Even closer to home for advisors is the class action lawsuit brought employees of CheckSmart who are charging that CheckSmart and Cetera Advisor Networks, as co-fiduciaries, allowed “grossly excessive” fees in a 401(k) plan whose investments performed poorly over a period of six years.

“What’s the best answer to a lawsuit?” asked Smith. “A prudent, independent nonbiased entity” managing the retirement plan … There is a huge amount of plans under $5 million or $10 million [in assets] that need someone to take on that responsibility.” 

Under the Plan Advantage program, Morningstar will gather basic plan information, then plan a specific fund lineup and monitor the funds on an ongoing basis, replacing poor performing funds if necessary. Plans will be able to choose among three different levels of complexity: a core program with five or seven fund choices; a complex program with 12 to 15 investment choices and one in between those two, with nine to 12 choices.

The broker-dealer would hire Morningstar, but “in the end the plan sponsor is our client,” says Smith. Morningstar may eventually offer the service directly to plan sponsors, but the current plan is to work through brokers. Morningstar has not yet determined its fees for the service, Smith said. Bill Chetney, founder of GRP Advisor Alliance, a retirement plan consulting firm, says there is demand for the Morningstar service, especially among 401(k) plans in the $1 million to $5 million marketplace.

“An advisor or nonspecialist with one to five [retirement] plans will not do all the things to be a true prudent fiduciary. The better solution is to offload the investment picking responsibility to a third party.”

Chetney expects much of the demand for the new Morningstar service will come from independent broker-dealers such as LPL, Commonwealth Financial Network and Cambridge Investment Research, which could mandate that their advisors use a third party to assume the fiduciary responsibility for defined contribution plans.

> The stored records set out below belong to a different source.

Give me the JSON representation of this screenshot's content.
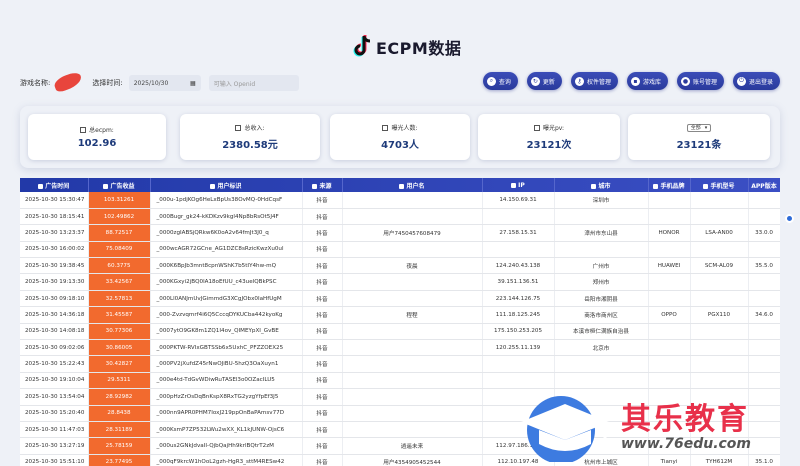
{
  "app": {
    "title": "ECPM数据"
  },
  "filters": {
    "game_label": "游戏名称:",
    "time_label": "选择时间:",
    "date_value": "2025/10/30",
    "openid_placeholder": "可输入 Openid"
  },
  "buttons": [
    {
      "label": "查询",
      "icon": "search-icon"
    },
    {
      "label": "更新",
      "icon": "refresh-icon"
    },
    {
      "label": "权件管理",
      "icon": "key-icon"
    },
    {
      "label": "游戏库",
      "icon": "gamepad-icon"
    },
    {
      "label": "账号管理",
      "icon": "user-icon"
    },
    {
      "label": "退出登录",
      "icon": "logout-icon"
    }
  ],
  "stats": [
    {
      "label": "总ecpm:",
      "value": "102.96"
    },
    {
      "label": "总收入:",
      "value": "2380.58元"
    },
    {
      "label": "曝光人数:",
      "value": "4703人"
    },
    {
      "label": "曝光pv:",
      "value": "23121次"
    },
    {
      "label": "全部",
      "value": "23121条"
    }
  ],
  "table": {
    "columns": [
      "广告时间",
      "广告收益",
      "用户标识",
      "来源",
      "用户名",
      "IP",
      "城市",
      "手机品牌",
      "手机型号",
      "APP版本"
    ],
    "rows": [
      [
        "2025-10-30 15:30:47",
        "103.31261",
        "_000u-1pdjKOg6HeLxBpUs38OvMQ-0HdCqsF",
        "抖音",
        "",
        "14.150.69.31",
        "深圳市",
        "",
        "",
        ""
      ],
      [
        "2025-10-30 18:15:41",
        "102.49862",
        "_000Bugr_gk24-kKDKzv9kgl4Np8bRsOt5J4F",
        "抖音",
        "",
        "",
        "",
        "",
        "",
        ""
      ],
      [
        "2025-10-30 13:23:37",
        "88.72517",
        "_0000zgIABSjQRkw6K0oA2v64fmJt3J0_q",
        "抖音",
        "用户7450457608479",
        "27.158.15.31",
        "漳州市东山县",
        "HONOR",
        "LSA-AN00",
        "33.0.0"
      ],
      [
        "2025-10-30 16:00:02",
        "75.08409",
        "_000wcAGR72GCne_AG1DZC8sRzicKwzXu0ul",
        "抖音",
        "",
        "",
        "",
        "",
        "",
        ""
      ],
      [
        "2025-10-30 19:38:45",
        "60.3775",
        "_000K6BpJb3mnt8cpnWShK7b5tIY4hw-mQ",
        "抖音",
        "夜晨",
        "124.240.43.138",
        "广州市",
        "HUAWEI",
        "SCM-AL09",
        "35.5.0"
      ],
      [
        "2025-10-30 19:13:30",
        "33.42567",
        "_000KGxyi2jBQ0lA18oEfUU_c43uelQBkPSC",
        "抖音",
        "",
        "39.151.136.51",
        "郑州市",
        "",
        "",
        ""
      ],
      [
        "2025-10-30 09:18:10",
        "32.57813",
        "_000Ll0ANJmUvJGimmdG3XCgJObx0IaHfUgM",
        "抖音",
        "",
        "223.144.126.75",
        "岳阳市湘阴县",
        "",
        "",
        ""
      ],
      [
        "2025-10-30 14:36:18",
        "31.45587",
        "_000-Zvzvqmrf4i6Q5CccqDYKUCba442kyoKg",
        "抖音",
        "程程",
        "111.18.125.245",
        "商洛市商州区",
        "OPPO",
        "PGX110",
        "34.6.0"
      ],
      [
        "2025-10-30 14:08:18",
        "30.77306",
        "_0007ytO9GK8m1ZQ1I4ov_QIMEYpXI_GvBE",
        "抖音",
        "",
        "175.150.253.205",
        "本溪市桓仁满族自治县",
        "",
        "",
        ""
      ],
      [
        "2025-10-30 09:02:06",
        "30.86005",
        "_000PKTW-RVIxGBTSSb6x5UxhC_PFZZOEX25",
        "抖音",
        "",
        "120.255.11.139",
        "北京市",
        "",
        "",
        ""
      ],
      [
        "2025-10-30 15:22:43",
        "30.42827",
        "_000PV2jXufdZ45rNwOJiBU-5hzQ3OaXuyn1",
        "抖音",
        "",
        "",
        "",
        "",
        "",
        ""
      ],
      [
        "2025-10-30 19:10:04",
        "29.5311",
        "_000e4td-TdGvWDiwRuTASEl3o0OZacILU5",
        "抖音",
        "",
        "",
        "",
        "",
        "",
        ""
      ],
      [
        "2025-10-30 13:54:04",
        "28.92982",
        "_000pHzZrOsDqBnKspX8RxTG2yzgYfpEf3J5",
        "抖音",
        "",
        "",
        "",
        "",
        "",
        ""
      ],
      [
        "2025-10-30 15:20:40",
        "28.8438",
        "_000nn9APR0PHM7IoxJ219ppOnBaPAmsv77D",
        "抖音",
        "",
        "",
        "",
        "",
        "",
        ""
      ],
      [
        "2025-10-30 11:47:03",
        "28.31189",
        "_000KsmP7ZP532LWu2wXX_KL1kJUNW-OjsC6",
        "抖音",
        "",
        "",
        "",
        "",
        "",
        ""
      ],
      [
        "2025-10-30 13:27:19",
        "25.78159",
        "_000us2GNkJdvaII-QjbQajHh9krlBQtrT2zM",
        "抖音",
        "逍遥未来",
        "112.97.186.125",
        "",
        "",
        "",
        ""
      ],
      [
        "2025-10-30 15:51:10",
        "23.77495",
        "_000qF9krcW1hOoL2gzh-HgR3_sttM4RESw42",
        "抖音",
        "用户4354905452544",
        "112.10.197.48",
        "杭州市上城区",
        "Tianyi",
        "TYH612M",
        "35.1.0"
      ]
    ]
  },
  "watermark": {
    "title": "其乐教育",
    "url": "www.76edu.com"
  }
}
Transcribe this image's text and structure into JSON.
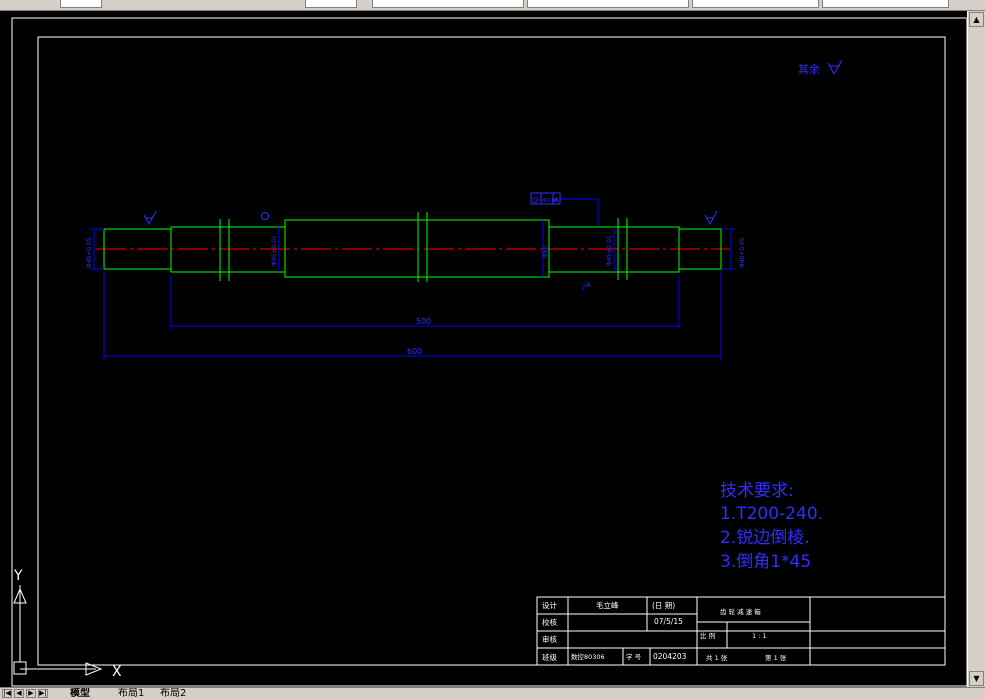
{
  "tabs": [
    "模型",
    "布局1",
    "布局2"
  ],
  "nav_buttons": [
    "|◀",
    "◀",
    "▶",
    "▶|"
  ],
  "drawing": {
    "roughness_note": "其余",
    "tolerance_frame": {
      "symbol": "◎",
      "value": "Φ0.05",
      "datum": "A"
    },
    "datum_label": "A",
    "dim_500": "500",
    "dim_600": "600",
    "diameter_labels": [
      "Φ40+0.05",
      "Φ45±0.01",
      "Φ50",
      "Φ45±0.01",
      "Φ40+0.05"
    ],
    "tech_requirements": {
      "title": "技术要求:",
      "items": [
        "1.T200-240.",
        "2.锐边倒棱.",
        "3.倒角1*45"
      ]
    },
    "title_block": {
      "design_label": "设计",
      "designer": "毛立峰",
      "date_label": "(日 期)",
      "check_label": "校核",
      "date": "07/5/15",
      "review_label": "审核",
      "class_label": "班级",
      "class_value": "数控80306",
      "student_no_label": "学 号",
      "student_no": "0204203",
      "part_name": "齿 轮 减 速 箱",
      "scale_label": "比 例",
      "scale_value": "1 : 1",
      "sheets_total": "共 1 张",
      "sheet_no": "第 1 张"
    },
    "ucs": {
      "x": "X",
      "y": "Y"
    }
  },
  "colors": {
    "background": "#000000",
    "frame": "#ffffff",
    "outline": "#00ff00",
    "dimension": "#0000ff",
    "centerline": "#ff0000",
    "text_blue": "#2f2fff"
  }
}
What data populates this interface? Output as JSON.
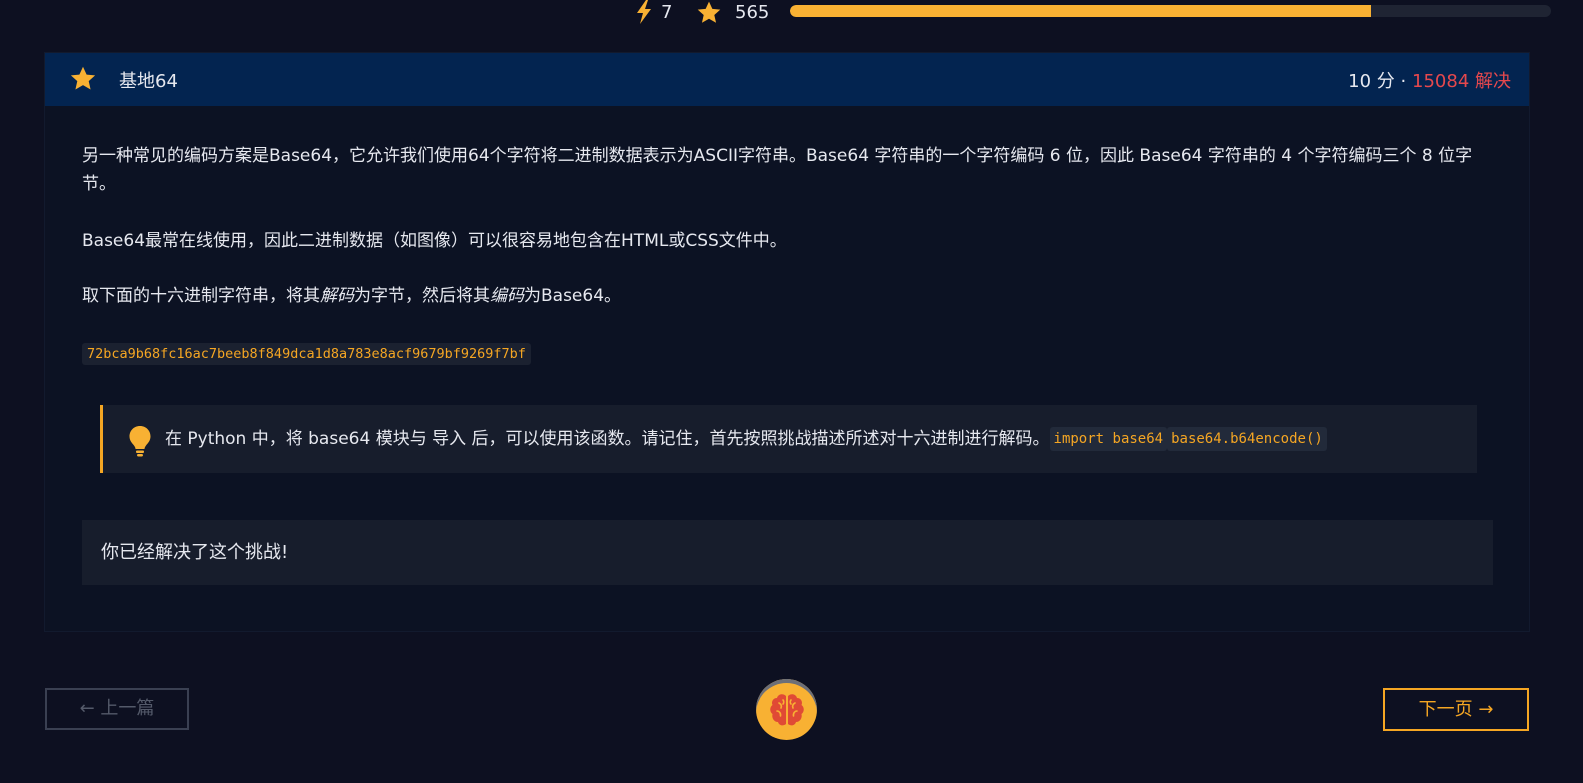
{
  "topbar": {
    "bolt_icon": "lightning-bolt-icon",
    "bolt_count": "7",
    "star_icon": "star-icon",
    "star_count": "565",
    "progress_fraction": 0.764,
    "progress_color": "#f8b133"
  },
  "challenge": {
    "title": "基地64",
    "points": "10 分",
    "separator": "·",
    "solves": "15084 解决",
    "paragraph1": "另一种常见的编码方案是Base64，它允许我们使用64个字符将二进制数据表示为ASCII字符串。Base64 字符串的一个字符编码 6 位，因此 Base64 字符串的 4 个字符编码三个 8 位字节。",
    "paragraph2": "Base64最常在线使用，因此二进制数据（如图像）可以很容易地包含在HTML或CSS文件中。",
    "paragraph3_before_decode": "取下面的十六进制字符串，将其",
    "paragraph3_decode": "解码",
    "paragraph3_middle": "为字节，然后将其",
    "paragraph3_encode": "编码",
    "paragraph3_after": "为Base64。",
    "hex_string": "72bca9b68fc16ac7beeb8f849dca1d8a783e8acf9679bf9269f7bf",
    "hint_text": "在 Python 中，将 base64 模块与 导入 后，可以使用该函数。请记住，首先按照挑战描述所述对十六进制进行解码。",
    "hint_code1": "import base64",
    "hint_code2": "base64.b64encode()",
    "solved_message": "你已经解决了这个挑战!"
  },
  "nav": {
    "prev_label": "← 上一篇",
    "next_label": "下一页 →",
    "brain_icon": "brain-icon"
  },
  "colors": {
    "accent": "#f5a623",
    "solves_red": "#e5484d",
    "header_bg": "#032450"
  }
}
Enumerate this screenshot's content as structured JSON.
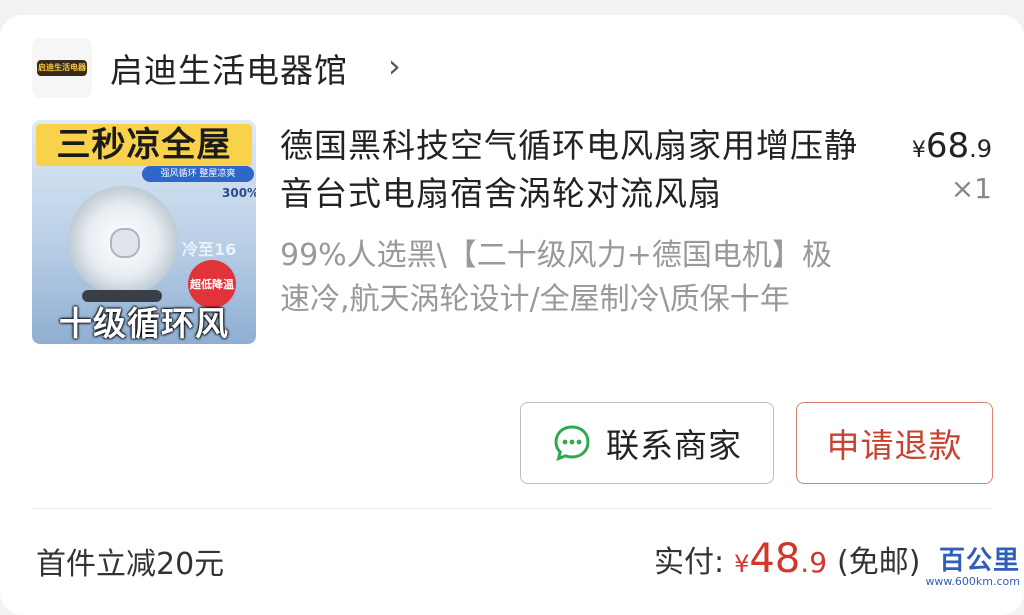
{
  "shop": {
    "name": "启迪生活电器馆",
    "arrow": "›",
    "logo_text": "启迪生活电器"
  },
  "product": {
    "image": {
      "top_text": "三秒凉全屋",
      "tags": "强风循环 整屋凉爽",
      "percent": "300%",
      "cold_text": "冷至16",
      "badge_text": "超低降温",
      "bottom_text": "十级循环风"
    },
    "title": "德国黑科技空气循环电风扇家用增压静音台式电扇宿舍涡轮对流风扇",
    "price_symbol": "¥",
    "price_int": "68",
    "price_dec": ".9",
    "quantity": "×1",
    "sku": "99%人选黑\\【二十级风力+德国电机】极速冷,航天涡轮设计/全屋制冷\\质保十年"
  },
  "actions": {
    "contact_label": "联系商家",
    "refund_label": "申请退款"
  },
  "summary": {
    "discount_text": "首件立减20元",
    "paid_label": "实付:",
    "paid_symbol": "¥",
    "paid_int": "48",
    "paid_dec": ".9",
    "paid_note": "(免邮)"
  },
  "watermark": {
    "text": "百公里",
    "url": "www.600km.com"
  },
  "colors": {
    "accent_red": "#d2362c",
    "refund_border": "#d9806f",
    "chat_green": "#2fa84f",
    "watermark_blue": "#2f5fb8"
  }
}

Large broker-dealers and wirehouses might also be potential clients.

They want only advisors with expertise in retirement issues to act as fiduciaries for 401(k) plans because of risk management issues for the corporation, says Chetney. “They don’t want to monitor whether a broker with three to five plans knows all the rules. ERISA is full of landmines.”

Attorney Jason Roberts, CEO of the Pension Resource Institute, a compliance consulting firm, says his large broker-dealer clients tend to manage retirement plans by teaming advisors who are not specialists in retirement plans with those who are. That way the management of those accounts remains within their firms.

He cautions that firms who use a third-party plan like Morningstar’s to manage retirement accounts are not necessarily offloading their fiduciary responsibilities. Although they would not be a fiduciary designing and overseeing a plan’s investment options, they could still be considered a fiduciary for simply recommending that Morningstar do that job.